Every oil and gas company that sells stock in the United States must report any change in its assets to the Securities and Exchange Commission (SEC), following specific rules. One of them defines that the value of oil and gas reserves must be considered using the average price of the commodity during the year. The decline in oil prices was so drastic in 2015 that almost every company had to write down its reserves. It was the largest volume of write downs since at least 2007, Barron said.
But Exxon has refused to do that. Rex Tillerson, the company’s CEO – which is retiring at the end of 2016 to become Secretary of State – said in an interview that year that Exxon evaluates reserves very conservatively to make sure its projects will still be profitable in a context of low oil prices. This is the official response the company issues every time it is questioned about the reluctance to write downs.
The answer didn’t please New York Attorney General Eric Schneiderman, who started an investigation on the company’s accounting last year. In September, the SEC also started an investigation on the same issue. The question Schneiderman and the SEC are trying to answer is the same many of Exxon’s shareholders are asking: how much does the company actually own?
“Exxon repeatedly highlighted the strength of its business model and its transparency and reporting integrity, particularly with regard to its oil and gas reserves and the value of those reserves,” wrote the attorneys of Pedro Ramirez Jr., a shareholder leading a class action against the company. “Exxon’s public statements were materially false and misleading.”
Ramirez Jr. is one of many investors who felt harmed by Exxon’s questionable accounting.
His attorneys filed the lawsuit ten days after the October conference call in which the company admitted it may have to write down assets. He claims Exxon “erased billions of dollars” in stock value by misrepresenting the accounting of its reserves. Shares also fell about 4 percent the week after the information was disclosed.
“We anticipate this issue could continue to be a slight overhang on the stock,” wrote Paul Cheng, equity analyst at Barclays, in a report. “Since the initial news of the New York Attorney General’s probe, Exxon shares have increased 3 percent versus an average of 12 percent for its peers.”

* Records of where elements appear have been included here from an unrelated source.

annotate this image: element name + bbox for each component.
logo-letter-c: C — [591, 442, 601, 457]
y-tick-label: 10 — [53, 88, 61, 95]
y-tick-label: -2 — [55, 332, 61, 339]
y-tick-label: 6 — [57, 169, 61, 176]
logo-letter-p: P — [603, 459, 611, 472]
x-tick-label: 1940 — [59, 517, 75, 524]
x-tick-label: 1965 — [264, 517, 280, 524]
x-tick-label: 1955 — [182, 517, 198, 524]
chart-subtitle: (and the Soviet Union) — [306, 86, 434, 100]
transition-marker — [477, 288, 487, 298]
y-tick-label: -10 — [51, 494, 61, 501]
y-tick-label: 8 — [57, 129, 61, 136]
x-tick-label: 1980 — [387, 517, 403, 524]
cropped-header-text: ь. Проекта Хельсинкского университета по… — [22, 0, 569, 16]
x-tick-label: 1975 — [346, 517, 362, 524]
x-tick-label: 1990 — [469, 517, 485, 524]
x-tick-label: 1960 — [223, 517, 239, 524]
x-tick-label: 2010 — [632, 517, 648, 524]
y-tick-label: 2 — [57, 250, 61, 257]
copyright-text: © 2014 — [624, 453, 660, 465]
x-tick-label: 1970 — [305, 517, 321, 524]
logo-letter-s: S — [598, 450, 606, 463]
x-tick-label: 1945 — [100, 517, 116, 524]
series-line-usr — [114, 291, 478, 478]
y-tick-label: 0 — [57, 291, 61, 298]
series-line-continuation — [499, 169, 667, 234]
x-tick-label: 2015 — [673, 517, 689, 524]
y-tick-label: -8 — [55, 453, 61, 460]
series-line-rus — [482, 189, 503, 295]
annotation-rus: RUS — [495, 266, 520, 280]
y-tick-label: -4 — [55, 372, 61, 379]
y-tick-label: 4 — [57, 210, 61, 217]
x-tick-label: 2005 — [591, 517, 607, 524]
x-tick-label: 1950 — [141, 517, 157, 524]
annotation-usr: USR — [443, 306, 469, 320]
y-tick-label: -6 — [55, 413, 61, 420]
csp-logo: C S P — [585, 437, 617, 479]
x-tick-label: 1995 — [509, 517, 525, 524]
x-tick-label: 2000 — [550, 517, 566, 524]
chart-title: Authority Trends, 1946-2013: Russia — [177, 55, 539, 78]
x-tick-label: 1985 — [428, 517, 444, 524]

The decline also followed a disappointing third quarter for Exxon. The company reported earnings of $2.7 billion, 38 percent less than the $4.2 billion profit it posted during the same period in 2015.
Shares have recovered the lost value since then, but analysts are considering more losses in the future. Goldman Sachs downgraded Exxon from Buy to Neutral after the third-quarter results, and reduced its share estimates for the next year from $98 to $93.
The situation gets even more complicated for Exxon when considering its climate change controversy. Major oil companies have released studies in the past few years admitting that regulations on carbon emissions may reduce the demand for fossil fuels around the world, affecting the value of their assets. But Exxon estimates the demand for oil will continue to grow until at least 2040.
At the 2016 shareholder meeting, in May, a group of investors led by New York State Comptroller Thomas P. DiNapoli proposed that the company release a detailed report on how climate policies would impact its business. The resolution didn’t pass – which means Exxon won’t have to prepare the report – but it had 38 percent of the votes.
“As shareholders, we want to know that Exxon is doing what is needed to prepare for a future with lower carbon emissions,” DiNapoli said in a press release. “The future success of the company, and its investors, requires Exxon to assess how it will perform as the world changes.”
Jeff Woodbury didn’t mention climate policies as a reason for the write down. During the conference call where the subject came up, he only blamed low oil prices and said the company may be able to explore these assets if prices increase or cost efficiencies are implemented. But oil prices are not expected to increase substantially in the medium term, and exploring Alberta’s oil sands may become even more expensive, since the Canadian government is proposing to charge a price for carbon emissions.
Exxon should be prepared for a hard hit on Jan. 31.